The filtering is limited to the metadata stored in the index. If we add a
filter with a column that is not included in the metadata, the search
operation will return an empty result since none of the metadata matches
the filter.
## Delete Index
This method deletes an existing index from the database and automatically
releases the index from the indices pool if it's loaded.
Since by default, the index is persisted on disk, deleting the index will also
remove the index file from the disk. This operation is useful when we want to
free up the disk space by removing indices that are no longer needed.
**This operation is irreversible!**
### Parameters
- **name**: Name of the index to delete.
## Indices Pool
The Database also contains indices pool to manage multiple indices in-memory.
This is useful when we have multiple indices we frequently use allowing us to
avoid the overhead of loading the index from disk which can be slow.

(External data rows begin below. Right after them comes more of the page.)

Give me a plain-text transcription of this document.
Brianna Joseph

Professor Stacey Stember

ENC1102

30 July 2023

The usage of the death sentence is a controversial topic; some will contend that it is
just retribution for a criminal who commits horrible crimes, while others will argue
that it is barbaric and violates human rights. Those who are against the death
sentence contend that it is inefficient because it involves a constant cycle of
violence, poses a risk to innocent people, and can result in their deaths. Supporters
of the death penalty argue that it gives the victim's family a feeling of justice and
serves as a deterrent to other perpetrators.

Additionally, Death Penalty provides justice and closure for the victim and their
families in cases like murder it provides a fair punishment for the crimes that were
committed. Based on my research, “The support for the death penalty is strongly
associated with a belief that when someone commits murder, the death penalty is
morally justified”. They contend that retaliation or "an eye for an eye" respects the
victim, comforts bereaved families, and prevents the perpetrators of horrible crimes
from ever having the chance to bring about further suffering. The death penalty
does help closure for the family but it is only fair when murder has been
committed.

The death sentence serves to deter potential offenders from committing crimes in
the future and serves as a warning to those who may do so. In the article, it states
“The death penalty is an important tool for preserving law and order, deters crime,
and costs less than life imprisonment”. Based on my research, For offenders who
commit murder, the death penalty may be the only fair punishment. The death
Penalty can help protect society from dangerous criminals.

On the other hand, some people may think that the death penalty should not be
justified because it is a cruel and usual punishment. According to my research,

By default, performing any operation related to an index like search or refresh
will load the index to the pool. If we want to release the index from the pool,
we can use the `release_indices` method.
## Advanced Data Operations
The Database also provides advanced operations to manage the indices directly
without the SQL layer. These operations are useful when we want to perform
low-level operations updating the records directly in the index data store.
These are the available advanced operations:
- Insert records into an index.
- Update records in an index.
- Delete records from an index by their IDs.
!!! warning "Low-level Operations"
Please note that these operations are not recommended for general use since
they bypass the SQL layer and can lead to inconsistencies between the SQL
data source and the index which can lead to unexpected behavior.